Exclusive: Nomura to merge alternative units, eyes open-ended funds

Vehicles managed by Australia-based Hastings are among those considered by the Japanese firm as it seeks to meet rising domestic demand for yield and liquidity.

Nomura Trust and Banking Co., a subsidiary of Nomura Holdings, Japan’s biggest brokerage group, is currently vetting infrastructure-focused asset managers on behalf of its institutional clients.

Takashi Futatsugi, an executive director at the firm, told Infrastructure Investor that dwindling returns on fixed income and high valuations of listed equities made infrastructure attractive.

His previous experience, he said, has included looking after private equity and hedge vehicles set up for high net worth individuals by Nomura’s former investment trust fund department, for which he worked until 2008, as well as two Asian funds of funds launched between 2009 and 2014. 

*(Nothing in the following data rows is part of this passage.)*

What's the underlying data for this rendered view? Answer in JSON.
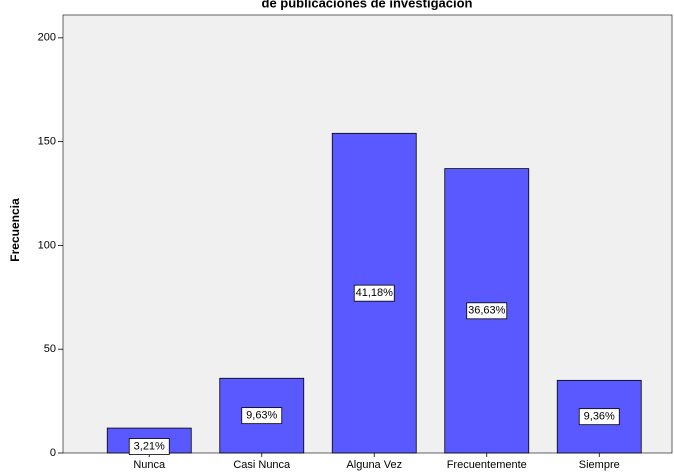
{
  "chart_data": {
    "type": "bar",
    "title": "de publicaciones de investigación",
    "y_label": "Frecuencia",
    "categories": [
      "Nunca",
      "Casi Nunca",
      "Alguna Vez",
      "Frecuentemente",
      "Siempre"
    ],
    "values": [
      12,
      36,
      154,
      137,
      35
    ],
    "percentage_labels": [
      "3,21%",
      "9,63%",
      "41,18%",
      "36,63%",
      "9,36%"
    ],
    "color": "#5959ff",
    "ylim": [
      0,
      211
    ],
    "yticks": [
      0,
      50,
      100,
      150,
      200
    ],
    "grid": false
  }
}
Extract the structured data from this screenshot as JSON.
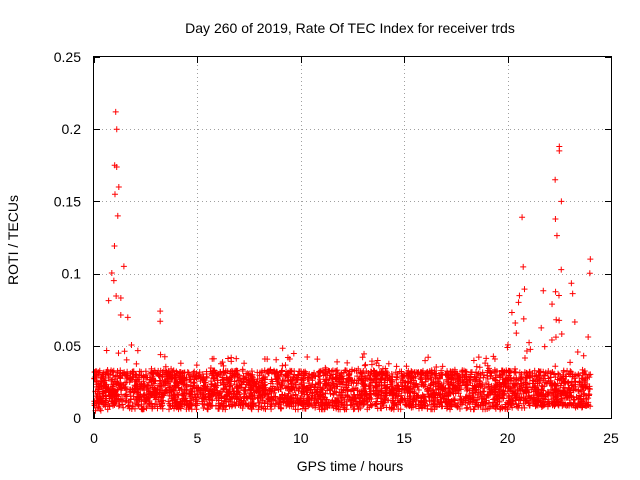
{
  "chart_data": {
    "type": "scatter",
    "title": "Day 260 of 2019, Rate Of TEC Index for receiver trds",
    "xlabel": "GPS time / hours",
    "ylabel": "ROTI / TECUs",
    "xlim": [
      0,
      25
    ],
    "ylim": [
      0,
      0.25
    ],
    "x_ticks": [
      0,
      5,
      10,
      15,
      20,
      25
    ],
    "y_ticks": [
      0,
      0.05,
      0.1,
      0.15,
      0.2,
      0.25
    ],
    "x_tick_labels": [
      "0",
      "5",
      "10",
      "15",
      "20",
      "25"
    ],
    "y_tick_labels": [
      "0",
      "0.05",
      "0.1",
      "0.15",
      "0.2",
      "0.25"
    ],
    "grid": true,
    "marker": "plus",
    "series_color": "#ff0000",
    "envelope": {
      "x": [
        0.0,
        0.2,
        0.4,
        0.6,
        0.8,
        1.0,
        1.1,
        1.2,
        1.4,
        1.6,
        1.8,
        2.0,
        2.3,
        2.7,
        3.0,
        3.3,
        4.0,
        5.0,
        6.0,
        7.0,
        8.0,
        9.0,
        10.0,
        11.0,
        12.0,
        13.0,
        14.0,
        15.0,
        16.0,
        17.0,
        18.0,
        19.0,
        19.5,
        20.0,
        20.4,
        20.8,
        21.2,
        21.6,
        22.0,
        22.3,
        22.6,
        22.9,
        23.2,
        23.5,
        23.8,
        24.0
      ],
      "upper": [
        0.04,
        0.045,
        0.06,
        0.07,
        0.1,
        0.16,
        0.2,
        0.17,
        0.12,
        0.08,
        0.06,
        0.05,
        0.045,
        0.04,
        0.045,
        0.05,
        0.04,
        0.038,
        0.045,
        0.042,
        0.04,
        0.05,
        0.045,
        0.04,
        0.04,
        0.045,
        0.04,
        0.04,
        0.045,
        0.04,
        0.04,
        0.045,
        0.05,
        0.06,
        0.09,
        0.11,
        0.08,
        0.09,
        0.12,
        0.16,
        0.18,
        0.14,
        0.1,
        0.08,
        0.09,
        0.11
      ],
      "lower": [
        0.005,
        0.005,
        0.005,
        0.006,
        0.006,
        0.008,
        0.008,
        0.008,
        0.007,
        0.006,
        0.006,
        0.006,
        0.006,
        0.006,
        0.006,
        0.006,
        0.006,
        0.006,
        0.006,
        0.006,
        0.006,
        0.006,
        0.006,
        0.006,
        0.006,
        0.006,
        0.006,
        0.006,
        0.006,
        0.006,
        0.006,
        0.006,
        0.006,
        0.006,
        0.007,
        0.007,
        0.007,
        0.007,
        0.008,
        0.008,
        0.008,
        0.008,
        0.007,
        0.007,
        0.007,
        0.007
      ]
    },
    "notable_points": [
      {
        "x": 1.05,
        "y": 0.212
      },
      {
        "x": 1.1,
        "y": 0.2
      },
      {
        "x": 1.0,
        "y": 0.175
      },
      {
        "x": 1.2,
        "y": 0.16
      },
      {
        "x": 1.15,
        "y": 0.14
      },
      {
        "x": 3.2,
        "y": 0.074
      },
      {
        "x": 3.2,
        "y": 0.067
      },
      {
        "x": 20.7,
        "y": 0.139
      },
      {
        "x": 22.5,
        "y": 0.188
      },
      {
        "x": 22.5,
        "y": 0.185
      },
      {
        "x": 22.3,
        "y": 0.165
      },
      {
        "x": 22.6,
        "y": 0.15
      },
      {
        "x": 24.0,
        "y": 0.11
      }
    ]
  }
}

It is understood that Nomura Private Equity Capital, the unit through which the Asian funds were launched, is to cease existing independently as a result. Its team will now come under the umbrella of Nomura Asset Management, a source told Infrastructure Investor. Futatsugi declined to comment on the reshuffle. 

He explained that Nomura Trust and Banking Co. was now willing to take its time before awarding mandates, given what he believes is a plethora of managers and products on offer. But he said Japanese investors’ growing appetite for steady income-generating investments and their need for liquidity made open-ended funds his favourite option.

He singled out vehicles managed by Melbourne-based Hastings Funds Management as being in his current shortlist.

“We want to collaborate with infrastructure asset managers as we do not currently hold the expertise internally, and Hastings is a good candidate from my conversations so far,” he said on the sidelines of Infrastructure Investor’s Tokyo Forum last week. “The firm was created over 20 years ago, which we find astonishing.”

He conceded that figuring out how liquid existing open-ended structures really were represented an enduring challenge.

“Our clients will want to know when they will be able to cash in the entirety of their interests, and that is the part which we are not always sure about.”

He added that his team was primarily drawn towards core strategies in developed economies, with core plus strategies in the same markets getting second preference. He also expressed interest for infrastructure debt products, while fund of funds – which would englobe all three strategies – was yet another option on Nomura’s prospective list.